En 2024, elle avait notamment été vivement critiquée après une intervention télévisée durant laquelle elle avait été interrogée sur les attaques racistes, misogynes ou homophobes accompagnant notamment les débats autour de Clark et Angel Reese. Sa réponse, davantage centrée sur l’intérêt généré par leur rivalité que sur une condamnation immédiate des comportements en question, avait provoqué la colère de plusieurs joueuses et de la WNBPA.

Puis il y a surtout eu la charge spectaculaire de Napheesa Collier en septembre 2025. La star du Minnesota Lynx avait directement dénoncé le « pire leadership au monde », reprochant à Engelbert son manque d’écoute, la gestion de l’arbitrage, la sécurité des joueuses et son attitude dans les discussions sur les salaires. Collier avait également prêté à Engelbert des propos extrêmement méprisants sur la reconnaissance que les joueuses devraient avoir envers la ligue, propos que la commissioner a ensuite formellement niés.
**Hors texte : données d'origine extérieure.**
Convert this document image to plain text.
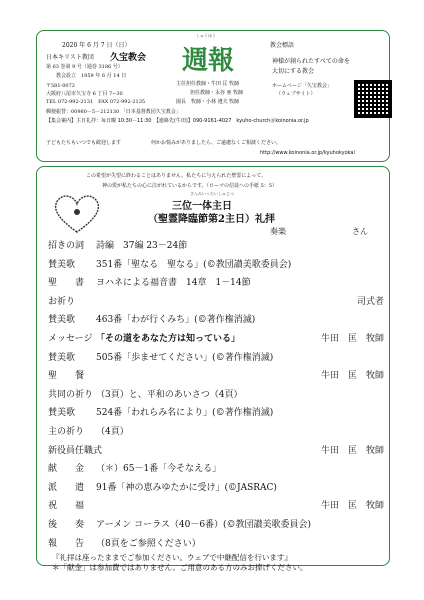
2020 年 6 月 7 日（日）
日本キリスト教団 久宝教会
第 63 巻第 9 号（通巻 3186 号）
教会設立　1959 年 6 月 14 日
〒581-0072
大阪府八尾市久宝寺 6 丁目 7−30
TEL 072-992-2131　FAX 072-992-2135
郵便振替：00980－5－212130 「日本基督教団久宝教会」
しゅうほう
週報
主任担任教師・牛田 匡 牧師
担任教師・永谷 亜 牧師
園長　牧師・小林 遵夫 牧師
教会標語
神様が創られたすべての命を
大切にする教会
ホームページ「久宝教会」
（ウェブサイト）
【集会案内】主日礼拝：毎日曜 10:30－11:30　【連絡先(牛田)】090-9161-4027　kyuho-church＠koinonia.or.jp
子どもたちもいつでも歓迎します　　　　　　何かお悩みがありましたら、ご遠慮なくご相談ください。
http://www.koinonia.or.jp/kyuhokyokai
この希望が失望に終わることはありません。私たちに与えられた聖霊によって、
神の愛が私たちの心に注がれているからです。（ローマの信徒への手紙 5：5）
さんみいったいしゅじつ
三位一体主日
（聖霊降臨節第2主日）礼拝
奏楽	さん
招きの詞 詩編　37編 23－24節
賛美歌 351番「聖なる　聖なる」(©教団讃美歌委員会)
聖　　書 ヨハネによる福音書　14章　1－14節
お祈り	司式者
賛美歌 463番「わが行くみち」(©著作権消滅)
メッセージ 「その道をあなた方は知っている」	牛田　匡　牧師
賛美歌 505番「歩ませてください」(©著作権消滅)
聖　　餐	牛田　匡　牧師
共同の祈り （3頁）と、平和のあいさつ（4頁）
賛美歌 524番「われらみ名により」(©著作権消滅)
主の祈り （4頁）
新役員任職式	牛田　匡　牧師
献　　金 （＊）65－1番「今そなえる」
派　　遣 91番「神の恵みゆたかに受け」(©JASRAC)
祝　　福	牛田　匡　牧師
後　　奏 アーメン コーラス（40－6番）(©教団讃美歌委員会)
報　　告 （8頁をご参照ください）
『礼拝は座ったままでご参加ください。ウェブで中継配信を行います』
＊「献金」は参加費ではありません。ご用意のある方のみお捧げください。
Le plus problématique était sans doute que Collier était loin d’être isolée. Nneka Ogwumike, alors présidente du syndicat des joueuses, avait expliqué être globalement d’accord avec le constat de sa collègue. La relation entre le bureau de la ligue et ses principales stars apparaissait alors profondément dégradée, à un moment paradoxal où la WNBA connaissait justement la plus forte croissance de son histoire.

Engelbert laissera donc une ligue beaucoup plus riche, beaucoup plus visible et beaucoup plus ambitieuse qu’en 2019. Mais elle laissera aussi à son successeur une mission qui ne sera pas simplement commerciale : réparer ou, au minimum, renforcer le lien avec les joueuses.

Et pourquoi pas une ancienne joueuse ?

La question de sa succession devient forcément passionnante. Et une première piste a déjà émergé : Swin Cash serait considérée comme une candidate potentielle selon plusieurs médias américains. Le profil a du sens. Triple championne WNBA et membre du Hall of Fame, Cash possède également une véritable expérience de dirigeante puisqu’elle a passé plusieurs années dans le front office des New Orleans Pelicans, jusqu’au poste de senior vice-présidente des basketball operations.

La possibilité de voir une ancienne joueuse prendre les commandes aurait une portée symbolique particulière après les tensions de l’ère Engelbert. Et elle ouvre forcément la porte à un autre nom : celui de Nneka Ogwumike.

Ogwumike va elle aussi prendre sa retraite sportive à la fin de cette saison. MVP, championne WNBA, onze fois All-Star et surtout présidente de longue date de la WNBPA, elle connaît quasiment tous les dossiers brûlants de la ligue et a participé directement aux négociations qui ont conduit au nouveau CBA. Rien n’indique aujourd’hui qu’elle soit candidate au poste, et passer immédiatement de la présidence du syndicat à la tête de la ligue constituerait évidemment un saut spectaculaire. Mais difficile de trouver beaucoup de personnes disposant d’une connaissance plus complète des problématiques auxquelles la WNBA est confrontée.

Le choix dira d’ailleurs beaucoup de ce que la WNBA veut devenir. Recruter un nouveau profil très corporate pour poursuivre son expansion économique ? Ou profiter du départ d’Engelbert pour rapprocher davantage le pouvoir des anciennes joueuses et de la culture basket ?

Cathy Engelbert pourra dans tous les cas partir avec un constat difficilement contestable : la WNBA qu’elle quitte est infiniment plus puissante que celle qu’elle avait trouvée. La personne qui prendra sa suite aura maintenant une autre responsabilité : faire en sorte que cette croissance spectaculaire se traduise aussi par une ligue dans laquelle ses joueuses se sentent pleinement entendues et représentées.